Whether you’re exploring Nelson for relaxation or adventure you’ll find a kind of spirit or authenticity that that has slipped away from so many cities.
Thanks for taking some time to Discover Nelson through our Chamber of Commerce website and partner sites…we hope you come back again and again.
We are sure you’ll find that Nelson is a great place to visit…but an even better place to live…to work…to own a business…to raise a family…to live your dreams.
Overlooking Kootenay Lake’s vast stretches to the north and south, with the Selkirk Mountains at your back and the Purcells straight ahead, the communities of Balfour and Ainsworth define life on the lake.
For centuries both communities were the traditional hunting, fishing and gathering grounds of the Ktunaxa First Nations. Today, they are centres for golf, hiking, beachfront getaways and lingering stays at the famous Ainsworth Hot Springs Resort, just 18 kilometres north of Balfour, now stewarded by the Lower Kootenay Band.
Located 25 minutes from Nelson, Balfour is the marine gateway to Kootenay Lake’s waters year round, and the western terminal for the world’s longest free ferry ride, which in 35 scenic and smooth minutes delivers motorists to the artisans, hikes and beaches of the beautiful East Shore.
Both forward thinking and laid back, the twin communities of Harrop and Procter are tucked against the forested slopes of West Arm Park and Kootenay Lake’s west arm, reached with a five-minute trip across the Harrop Cable Ferry.
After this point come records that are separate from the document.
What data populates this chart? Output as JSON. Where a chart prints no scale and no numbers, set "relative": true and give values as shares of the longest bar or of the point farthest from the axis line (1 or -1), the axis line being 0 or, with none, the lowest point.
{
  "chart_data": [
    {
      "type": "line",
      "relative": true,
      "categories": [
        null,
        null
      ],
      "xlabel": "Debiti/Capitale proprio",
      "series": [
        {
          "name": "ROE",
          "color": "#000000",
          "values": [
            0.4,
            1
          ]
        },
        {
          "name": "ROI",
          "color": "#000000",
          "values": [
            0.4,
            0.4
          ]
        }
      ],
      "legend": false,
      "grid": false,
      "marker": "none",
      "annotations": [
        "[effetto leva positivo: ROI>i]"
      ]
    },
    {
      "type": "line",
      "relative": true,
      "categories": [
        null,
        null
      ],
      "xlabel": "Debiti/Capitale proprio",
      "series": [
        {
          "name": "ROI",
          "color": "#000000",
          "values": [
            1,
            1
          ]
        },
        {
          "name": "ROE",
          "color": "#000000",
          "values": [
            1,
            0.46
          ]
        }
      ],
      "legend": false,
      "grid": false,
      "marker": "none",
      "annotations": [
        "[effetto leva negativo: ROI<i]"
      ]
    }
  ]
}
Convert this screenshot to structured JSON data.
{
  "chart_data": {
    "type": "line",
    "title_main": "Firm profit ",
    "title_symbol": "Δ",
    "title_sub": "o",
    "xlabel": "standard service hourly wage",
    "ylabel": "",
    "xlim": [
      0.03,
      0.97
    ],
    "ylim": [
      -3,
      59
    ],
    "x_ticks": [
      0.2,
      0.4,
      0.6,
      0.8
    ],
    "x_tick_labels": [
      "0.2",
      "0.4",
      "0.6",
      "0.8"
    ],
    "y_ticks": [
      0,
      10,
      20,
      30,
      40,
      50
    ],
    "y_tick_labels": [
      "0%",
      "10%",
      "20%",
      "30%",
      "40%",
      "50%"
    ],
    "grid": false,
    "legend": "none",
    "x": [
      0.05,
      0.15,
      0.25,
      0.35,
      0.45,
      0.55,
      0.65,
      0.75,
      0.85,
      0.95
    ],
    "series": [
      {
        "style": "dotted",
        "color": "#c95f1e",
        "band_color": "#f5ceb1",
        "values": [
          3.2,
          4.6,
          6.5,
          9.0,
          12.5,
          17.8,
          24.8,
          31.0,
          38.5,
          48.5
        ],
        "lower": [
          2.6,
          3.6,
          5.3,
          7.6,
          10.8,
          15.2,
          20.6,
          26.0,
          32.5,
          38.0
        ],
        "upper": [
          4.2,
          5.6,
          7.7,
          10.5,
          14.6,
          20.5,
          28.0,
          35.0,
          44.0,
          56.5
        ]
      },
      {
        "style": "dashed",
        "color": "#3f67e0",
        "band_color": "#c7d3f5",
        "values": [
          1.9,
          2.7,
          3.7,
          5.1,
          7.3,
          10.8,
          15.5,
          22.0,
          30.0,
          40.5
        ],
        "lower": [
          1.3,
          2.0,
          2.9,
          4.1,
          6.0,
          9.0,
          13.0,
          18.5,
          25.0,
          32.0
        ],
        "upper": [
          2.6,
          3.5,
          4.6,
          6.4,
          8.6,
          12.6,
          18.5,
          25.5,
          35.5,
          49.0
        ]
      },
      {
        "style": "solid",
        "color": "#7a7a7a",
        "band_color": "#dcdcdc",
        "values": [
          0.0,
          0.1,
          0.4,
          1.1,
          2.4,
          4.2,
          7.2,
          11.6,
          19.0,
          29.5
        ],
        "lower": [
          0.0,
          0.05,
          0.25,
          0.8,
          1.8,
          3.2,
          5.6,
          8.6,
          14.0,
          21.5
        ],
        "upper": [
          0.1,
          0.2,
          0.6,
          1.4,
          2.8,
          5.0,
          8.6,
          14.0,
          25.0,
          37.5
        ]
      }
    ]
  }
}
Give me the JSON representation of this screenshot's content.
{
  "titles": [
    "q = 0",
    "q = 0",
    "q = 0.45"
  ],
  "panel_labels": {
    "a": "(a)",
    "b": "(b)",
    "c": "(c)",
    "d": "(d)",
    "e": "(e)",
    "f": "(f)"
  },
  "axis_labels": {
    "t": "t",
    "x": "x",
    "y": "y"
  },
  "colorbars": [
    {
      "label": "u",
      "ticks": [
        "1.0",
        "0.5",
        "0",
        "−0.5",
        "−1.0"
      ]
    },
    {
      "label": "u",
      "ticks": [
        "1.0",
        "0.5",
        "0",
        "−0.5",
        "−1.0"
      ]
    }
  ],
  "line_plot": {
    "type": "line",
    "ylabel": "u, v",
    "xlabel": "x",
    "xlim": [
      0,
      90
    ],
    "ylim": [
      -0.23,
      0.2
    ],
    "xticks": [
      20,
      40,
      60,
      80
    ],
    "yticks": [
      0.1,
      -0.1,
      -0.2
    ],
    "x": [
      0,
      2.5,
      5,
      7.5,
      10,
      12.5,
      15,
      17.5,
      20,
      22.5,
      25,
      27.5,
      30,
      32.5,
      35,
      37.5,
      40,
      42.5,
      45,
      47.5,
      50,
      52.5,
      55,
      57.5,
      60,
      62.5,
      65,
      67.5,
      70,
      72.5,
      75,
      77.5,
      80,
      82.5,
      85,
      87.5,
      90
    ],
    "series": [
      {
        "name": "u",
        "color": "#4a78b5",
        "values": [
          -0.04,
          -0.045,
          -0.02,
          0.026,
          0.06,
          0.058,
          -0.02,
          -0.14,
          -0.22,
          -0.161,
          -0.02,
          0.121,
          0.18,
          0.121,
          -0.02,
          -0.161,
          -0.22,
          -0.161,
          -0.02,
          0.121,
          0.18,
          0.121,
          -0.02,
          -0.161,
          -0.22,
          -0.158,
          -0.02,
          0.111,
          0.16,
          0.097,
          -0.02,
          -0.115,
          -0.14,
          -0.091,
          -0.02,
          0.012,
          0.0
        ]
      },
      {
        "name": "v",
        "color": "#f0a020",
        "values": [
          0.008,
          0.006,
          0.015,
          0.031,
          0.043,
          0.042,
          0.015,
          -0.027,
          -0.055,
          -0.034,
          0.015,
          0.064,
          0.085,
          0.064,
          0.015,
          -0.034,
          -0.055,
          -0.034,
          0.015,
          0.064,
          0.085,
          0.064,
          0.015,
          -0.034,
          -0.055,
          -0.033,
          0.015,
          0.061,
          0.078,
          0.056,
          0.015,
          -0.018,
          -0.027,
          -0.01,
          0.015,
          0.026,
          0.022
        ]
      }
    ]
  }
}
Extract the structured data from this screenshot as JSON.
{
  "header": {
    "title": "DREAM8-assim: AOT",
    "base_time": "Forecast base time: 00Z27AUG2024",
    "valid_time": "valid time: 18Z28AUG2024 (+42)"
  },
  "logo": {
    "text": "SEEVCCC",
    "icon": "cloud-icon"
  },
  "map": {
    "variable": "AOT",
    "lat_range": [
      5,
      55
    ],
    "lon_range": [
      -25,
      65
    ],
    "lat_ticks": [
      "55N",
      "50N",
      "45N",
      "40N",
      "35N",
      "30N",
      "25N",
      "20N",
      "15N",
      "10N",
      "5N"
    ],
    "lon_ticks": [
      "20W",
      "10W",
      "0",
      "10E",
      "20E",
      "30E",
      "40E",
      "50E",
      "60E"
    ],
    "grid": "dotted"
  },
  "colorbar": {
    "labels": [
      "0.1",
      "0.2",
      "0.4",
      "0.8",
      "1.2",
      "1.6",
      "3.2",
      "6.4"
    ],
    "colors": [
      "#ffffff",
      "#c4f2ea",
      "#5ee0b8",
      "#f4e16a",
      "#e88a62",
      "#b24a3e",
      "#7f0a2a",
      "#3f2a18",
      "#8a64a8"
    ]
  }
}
Once home to sprawling fruit orchards, sawmills, hotels, and dispatches for both sternwheelers and rail travel between Nelson and Creston, these quaint outposts are now home to industry leaders in sustainable forestry and remanufacturing.
There are two regional lakeside parks, hiking, mountain biking, a great bakery and village store, and a telling mix of beautiful heritage farms and modern designer homes along quiet lanes and roadways.
Quickly gaining renown as Nelson’s first-ever bedroom community, nearby Salmo is beginning to bustle.
The streets of this Kootenay hub, just down the highway from the site of the world famous Shambhala Music Festival, now boast genuine mountain town fare, with a craft brewery, busy cafe and bistro, plus a golf course and a great little ski hill, replete with summertime mountain bike trails.
The burg of Ymir, located just off the highway on the way to Nelson is a wee Kootenay gem on the Salmo River, with a skatepark and basketball court, historic hotel and funky local store.
Just Beyond Nelson and District
Within an hour’s drive of Nelson to the west, north and east, there are a number of neighbouring regions and communities well worth a day trip.
The Slocan Valley includes the communities of Winlaw, Silverton and New Denver, along the shores of Slocan Lake and the Slocan River. To the north, funky Kaslo is the gateway to Kootenay Lake’s majestic north end. And across the Kootenay Lake ferry, you’ll find the artisan-rich holiday home communities of Crawford Bay, Riondel and Wyndell.